Marini John J, Gattinoni Luciano
Department of Medicine, University of Minnesota, Minneapolis, Saint Paul, MN, USA.
Crit Care Med. 2008 Dec;36(12):3252-8. doi: 10.1097/CCM.0b013e31818f0e68.
To describe the clinical implications of an often neglected mechanism through which localized acute lung injury may be propagated and intensified.
Experimental and clinical evidence from the medical literature relevant to the airway propagation hypothesis and its consequences.
The diffuse injury that characterizes acute respiratory distress syndrome is often considered a process that begins synchronously throughout the lung, mediated by inhaled or blood-borne noxious agents. Relatively little attention has been paid to possibility that inflammatory lung injury may also begin focally and propagate sequentially via the airway network, proceeding mouth-ward from distal to proximal. Were this true, modifications of ventilatory pattern and position aimed at geographic containment of the injury process could help prevent its generalization and limit disease severity. The purposes of this communication are to call attention to this seldom considered mechanism for extending lung injury that might further justify implementation of low tidal volume/high positive end-expiratory pressure ventilatory strategies for lung protection and to suggest additional therapeutic measures implied by this broadened conceptual paradigm.

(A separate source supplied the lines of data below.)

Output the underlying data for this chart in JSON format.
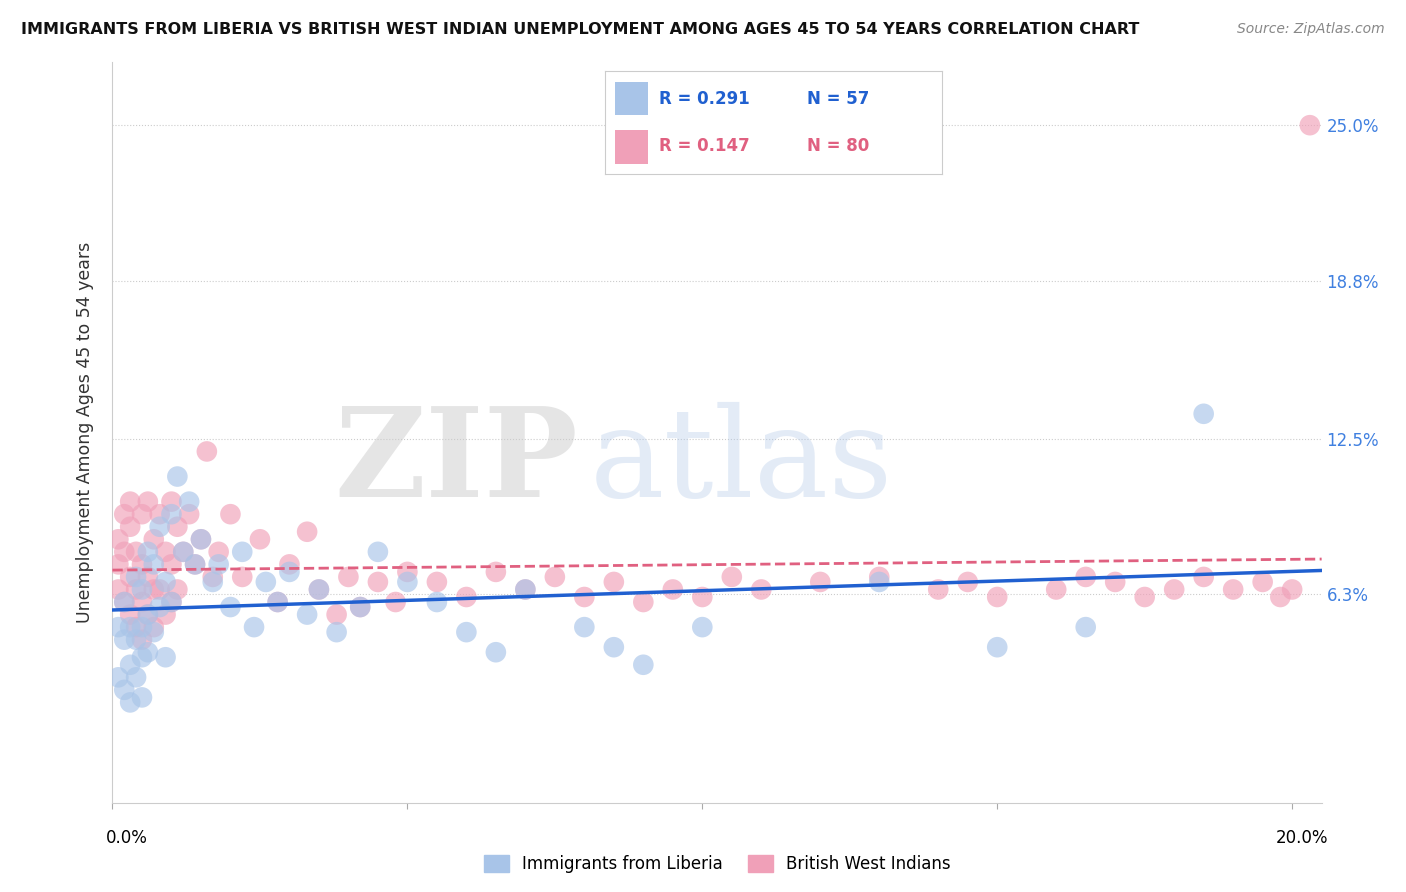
{
  "title": "IMMIGRANTS FROM LIBERIA VS BRITISH WEST INDIAN UNEMPLOYMENT AMONG AGES 45 TO 54 YEARS CORRELATION CHART",
  "source": "Source: ZipAtlas.com",
  "ylabel": "Unemployment Among Ages 45 to 54 years",
  "ytick_labels": [
    "25.0%",
    "18.8%",
    "12.5%",
    "6.3%"
  ],
  "ytick_vals": [
    0.25,
    0.188,
    0.125,
    0.063
  ],
  "xlim": [
    0.0,
    0.205
  ],
  "ylim": [
    -0.02,
    0.275
  ],
  "plot_ylim": [
    -0.02,
    0.275
  ],
  "liberia_color": "#a8c4e8",
  "bwi_color": "#f0a0b8",
  "liberia_line_color": "#2060d0",
  "bwi_line_color": "#e06080",
  "liberia_legend": "R = 0.291   N = 57",
  "bwi_legend": "R = 0.147   N = 80",
  "liberia_r": "R = 0.291",
  "liberia_n": "N = 57",
  "bwi_r": "R = 0.147",
  "bwi_n": "N = 80",
  "watermark_zip": "ZIP",
  "watermark_atlas": "atlas",
  "liberia_x": [
    0.001,
    0.001,
    0.002,
    0.002,
    0.002,
    0.003,
    0.003,
    0.003,
    0.004,
    0.004,
    0.004,
    0.005,
    0.005,
    0.005,
    0.005,
    0.006,
    0.006,
    0.006,
    0.007,
    0.007,
    0.008,
    0.008,
    0.009,
    0.009,
    0.01,
    0.01,
    0.011,
    0.012,
    0.013,
    0.014,
    0.015,
    0.017,
    0.018,
    0.02,
    0.022,
    0.024,
    0.026,
    0.028,
    0.03,
    0.033,
    0.035,
    0.038,
    0.042,
    0.045,
    0.05,
    0.055,
    0.06,
    0.065,
    0.07,
    0.08,
    0.085,
    0.09,
    0.1,
    0.13,
    0.15,
    0.165,
    0.185
  ],
  "liberia_y": [
    0.05,
    0.03,
    0.045,
    0.025,
    0.06,
    0.05,
    0.035,
    0.02,
    0.07,
    0.045,
    0.03,
    0.065,
    0.05,
    0.038,
    0.022,
    0.08,
    0.055,
    0.04,
    0.075,
    0.048,
    0.09,
    0.058,
    0.068,
    0.038,
    0.095,
    0.06,
    0.11,
    0.08,
    0.1,
    0.075,
    0.085,
    0.068,
    0.075,
    0.058,
    0.08,
    0.05,
    0.068,
    0.06,
    0.072,
    0.055,
    0.065,
    0.048,
    0.058,
    0.08,
    0.068,
    0.06,
    0.048,
    0.04,
    0.065,
    0.05,
    0.042,
    0.035,
    0.05,
    0.068,
    0.042,
    0.05,
    0.135
  ],
  "bwi_x": [
    0.001,
    0.001,
    0.001,
    0.002,
    0.002,
    0.002,
    0.003,
    0.003,
    0.003,
    0.003,
    0.004,
    0.004,
    0.004,
    0.005,
    0.005,
    0.005,
    0.005,
    0.006,
    0.006,
    0.006,
    0.007,
    0.007,
    0.007,
    0.008,
    0.008,
    0.009,
    0.009,
    0.01,
    0.01,
    0.01,
    0.011,
    0.011,
    0.012,
    0.013,
    0.014,
    0.015,
    0.016,
    0.017,
    0.018,
    0.02,
    0.022,
    0.025,
    0.028,
    0.03,
    0.033,
    0.035,
    0.038,
    0.04,
    0.042,
    0.045,
    0.048,
    0.05,
    0.055,
    0.06,
    0.065,
    0.07,
    0.075,
    0.08,
    0.085,
    0.09,
    0.095,
    0.1,
    0.105,
    0.11,
    0.12,
    0.13,
    0.14,
    0.145,
    0.15,
    0.16,
    0.165,
    0.17,
    0.175,
    0.18,
    0.185,
    0.19,
    0.195,
    0.198,
    0.2,
    0.203
  ],
  "bwi_y": [
    0.065,
    0.075,
    0.085,
    0.06,
    0.08,
    0.095,
    0.055,
    0.07,
    0.09,
    0.1,
    0.065,
    0.08,
    0.05,
    0.075,
    0.095,
    0.06,
    0.045,
    0.1,
    0.07,
    0.055,
    0.085,
    0.065,
    0.05,
    0.095,
    0.065,
    0.08,
    0.055,
    0.1,
    0.075,
    0.06,
    0.09,
    0.065,
    0.08,
    0.095,
    0.075,
    0.085,
    0.12,
    0.07,
    0.08,
    0.095,
    0.07,
    0.085,
    0.06,
    0.075,
    0.088,
    0.065,
    0.055,
    0.07,
    0.058,
    0.068,
    0.06,
    0.072,
    0.068,
    0.062,
    0.072,
    0.065,
    0.07,
    0.062,
    0.068,
    0.06,
    0.065,
    0.062,
    0.07,
    0.065,
    0.068,
    0.07,
    0.065,
    0.068,
    0.062,
    0.065,
    0.07,
    0.068,
    0.062,
    0.065,
    0.07,
    0.065,
    0.068,
    0.062,
    0.065,
    0.25
  ]
}
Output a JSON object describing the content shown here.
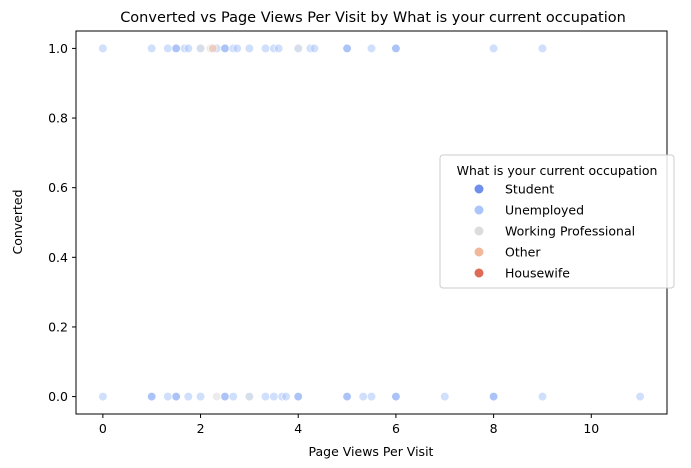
{
  "chart_data": {
    "type": "scatter",
    "title": "Converted vs Page Views Per Visit by What is your current occupation",
    "xlabel": "Page Views Per Visit",
    "ylabel": "Converted",
    "xlim": [
      -0.55,
      11.55
    ],
    "ylim": [
      -0.05,
      1.05
    ],
    "xticks": [
      "0",
      "2",
      "4",
      "6",
      "8",
      "10"
    ],
    "xtick_values": [
      0,
      2,
      4,
      6,
      8,
      10
    ],
    "yticks": [
      "0.0",
      "0.2",
      "0.4",
      "0.6",
      "0.8",
      "1.0"
    ],
    "ytick_values": [
      0,
      0.2,
      0.4,
      0.6,
      0.8,
      1.0
    ],
    "grid": false,
    "legend": {
      "title": "What is your current occupation",
      "placement": "center-right"
    },
    "series": [
      {
        "name": "Student",
        "color": "#6f8fec",
        "points": [
          [
            1.5,
            1
          ],
          [
            2.5,
            1
          ],
          [
            5,
            1
          ],
          [
            6,
            1
          ],
          [
            1,
            0
          ],
          [
            1.5,
            0
          ],
          [
            2.5,
            0
          ],
          [
            4,
            0
          ],
          [
            5,
            0
          ],
          [
            6,
            0
          ],
          [
            8,
            0
          ]
        ]
      },
      {
        "name": "Unemployed",
        "color": "#aac5f9",
        "points": [
          [
            0,
            1
          ],
          [
            1,
            1
          ],
          [
            1.33,
            1
          ],
          [
            1.5,
            1
          ],
          [
            1.67,
            1
          ],
          [
            1.75,
            1
          ],
          [
            2,
            1
          ],
          [
            2.33,
            1
          ],
          [
            2.5,
            1
          ],
          [
            2.67,
            1
          ],
          [
            2.75,
            1
          ],
          [
            3,
            1
          ],
          [
            3.33,
            1
          ],
          [
            3.5,
            1
          ],
          [
            3.6,
            1
          ],
          [
            4,
            1
          ],
          [
            4.25,
            1
          ],
          [
            4.33,
            1
          ],
          [
            5,
            1
          ],
          [
            5.5,
            1
          ],
          [
            6,
            1
          ],
          [
            8,
            1
          ],
          [
            9,
            1
          ],
          [
            0,
            0
          ],
          [
            1,
            0
          ],
          [
            1.33,
            0
          ],
          [
            1.5,
            0
          ],
          [
            1.75,
            0
          ],
          [
            2,
            0
          ],
          [
            2.5,
            0
          ],
          [
            2.67,
            0
          ],
          [
            3,
            0
          ],
          [
            3.33,
            0
          ],
          [
            3.5,
            0
          ],
          [
            3.67,
            0
          ],
          [
            3.75,
            0
          ],
          [
            4,
            0
          ],
          [
            5,
            0
          ],
          [
            5.33,
            0
          ],
          [
            5.5,
            0
          ],
          [
            6,
            0
          ],
          [
            7,
            0
          ],
          [
            8,
            0
          ],
          [
            9,
            0
          ],
          [
            11,
            0
          ]
        ]
      },
      {
        "name": "Working Professional",
        "color": "#dcdcdc",
        "points": [
          [
            2,
            1
          ],
          [
            2.2,
            1
          ],
          [
            4,
            1
          ],
          [
            2.33,
            0
          ],
          [
            3,
            0
          ]
        ]
      },
      {
        "name": "Other",
        "color": "#f2b89c",
        "points": [
          [
            2.25,
            1
          ]
        ]
      },
      {
        "name": "Housewife",
        "color": "#dd6b57",
        "points": []
      }
    ]
  }
}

描述一种常被忽视的机制的临床意义,通过该机制局部急性肺损伤可能会扩散并加重。
来自医学文献的与气道传播假说及其后果相关的实验和临床证据。
急性呼吸窘迫综合征的特征性弥漫性损伤通常被认为是一个在整个肺部同步开始的过程,由吸入性或血源性有害物质介导。相对而言,人们很少关注炎性肺损伤也可能从局部开始并通过气道网络依次传播,从远端向近端向口腔方向发展的可能性。如果这是真的,旨在对损伤过程进行区域控制的通气模式和体位的调整可能有助于防止其扩散并限制疾病的严重程度。本通讯的目的是提醒人们注意这种很少被考虑的扩大肺损伤的机制,这可能进一步证明实施低潮气量/高呼气末正压通气策略以保护肺部是合理的,并提出这种扩展的概念范式所暗示的其他治疗措施。